Resulta desses documentos que o nacional italiano em causa importou para Itália um veículo para o ceder aos seus filhos, alguns dias após tê-lo comprado em França. Aquando da compra do veículo, pagou IVA à taxa de 25 %. Aquando da importação para Itália, pagou novamente IVA, agora à taxa de 19 %. A conselho das autoridades francesas, dirigiu-se à administração das alfândegas italiana a fim de obter o reembolso do IVA pago aquando da importação.

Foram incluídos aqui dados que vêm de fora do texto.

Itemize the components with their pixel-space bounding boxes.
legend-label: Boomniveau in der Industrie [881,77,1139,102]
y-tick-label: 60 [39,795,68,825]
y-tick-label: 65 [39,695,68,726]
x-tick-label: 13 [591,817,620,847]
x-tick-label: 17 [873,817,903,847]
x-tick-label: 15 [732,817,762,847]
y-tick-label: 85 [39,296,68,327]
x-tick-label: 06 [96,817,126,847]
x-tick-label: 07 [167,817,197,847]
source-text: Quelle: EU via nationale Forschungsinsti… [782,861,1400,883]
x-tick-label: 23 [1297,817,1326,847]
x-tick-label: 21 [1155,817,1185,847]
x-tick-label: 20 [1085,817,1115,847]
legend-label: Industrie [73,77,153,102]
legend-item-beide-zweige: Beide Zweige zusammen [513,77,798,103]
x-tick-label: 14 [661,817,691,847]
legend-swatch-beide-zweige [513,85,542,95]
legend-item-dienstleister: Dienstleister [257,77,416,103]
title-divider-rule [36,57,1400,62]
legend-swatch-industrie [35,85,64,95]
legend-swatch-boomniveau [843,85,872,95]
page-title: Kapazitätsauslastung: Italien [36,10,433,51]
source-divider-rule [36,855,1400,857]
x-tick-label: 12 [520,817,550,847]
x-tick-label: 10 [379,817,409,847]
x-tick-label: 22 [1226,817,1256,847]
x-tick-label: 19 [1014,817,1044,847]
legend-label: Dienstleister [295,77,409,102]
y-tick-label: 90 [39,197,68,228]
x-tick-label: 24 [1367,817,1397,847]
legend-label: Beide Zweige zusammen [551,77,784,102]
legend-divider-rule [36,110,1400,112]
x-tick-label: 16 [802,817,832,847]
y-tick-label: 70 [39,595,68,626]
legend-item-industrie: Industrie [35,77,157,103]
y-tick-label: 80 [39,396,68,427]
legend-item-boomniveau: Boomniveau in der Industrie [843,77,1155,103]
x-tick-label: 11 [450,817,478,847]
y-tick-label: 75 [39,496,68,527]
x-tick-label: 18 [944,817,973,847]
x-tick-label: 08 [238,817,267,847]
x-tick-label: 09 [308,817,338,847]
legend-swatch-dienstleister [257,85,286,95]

Em resposta a este pedido, o chefe da circunscrição aduaneira italiana competente realça que a Comissão recomendou que qualquer imposto aplicado no momento da importação de um bem proveniente de outro Estado-membro tome em consideração o IVA já pago sobre esse bem. Esclarece, no entanto, que a administração central parece não ter seguido esta recomendação adoptando disposições formais aplicáveis para esse efeito, e que os acórdãos do Tribunal de Justiça de 5 de Maio de 1982, Gaston Schul I, e de 21 de Maio de 1985, Gaston Schul II, já referidos, em que se se baseou a recomendação da Comissão, não parecem directamente aplicáveis por analogia ao caso vertente. Considera, por consequência, que não estão reunidas as condições para a concessão de isenção do IVA aquando da importação, embora indique, no entanto, que o requerente pode queixar-se à Comissão da não aplicação da sua recomendação.
A República Italiana não apresentou observações sobre os documentos apresentados pela Comissão.
T. F. O'Higgins
Juiz-relator
( *1 ) Lingua do processo: italiano.
( 1 ) Ver os acórdãos do Tribunal de Justiça de 27 de Fevereiro de 1980, Comissão/França, Comissão/Itália e Comissão/-Dinamarca (168/78, 169/78 e 171/78, Recueil, p. 347, 385 e 447).
( *2 ) Tradução provisória.
( 2 ) Proposta de décima sexta directiva do Conselho relativa à harmonização das legislações dos Estados-membros respeitantes aos impostos sobre o volume de negócios — Sistema comum do imposto sobre o valor acrescentado: regime comum aplicável a certos bens definitivamente tributados em imposto sobre o valor acrescentado, importados por um consumidor final de um Estado-membro em proveniência de outro Estado-membro [TO 1984, C 226, p. 2 (proposta original), e JO 1986, C 96, p. 5 (proposta alterada].
( 3 ) Ver, nomeadamente, o acórdão de 27 de Fevereiro de 1980 proferido no processo 171/78, já refendo.
( 4 ) Ver, nomeadamente, o acórdão de 15 de Outubro de 1986, Comissão/República Italiana (168/85, Colect., p. 2945).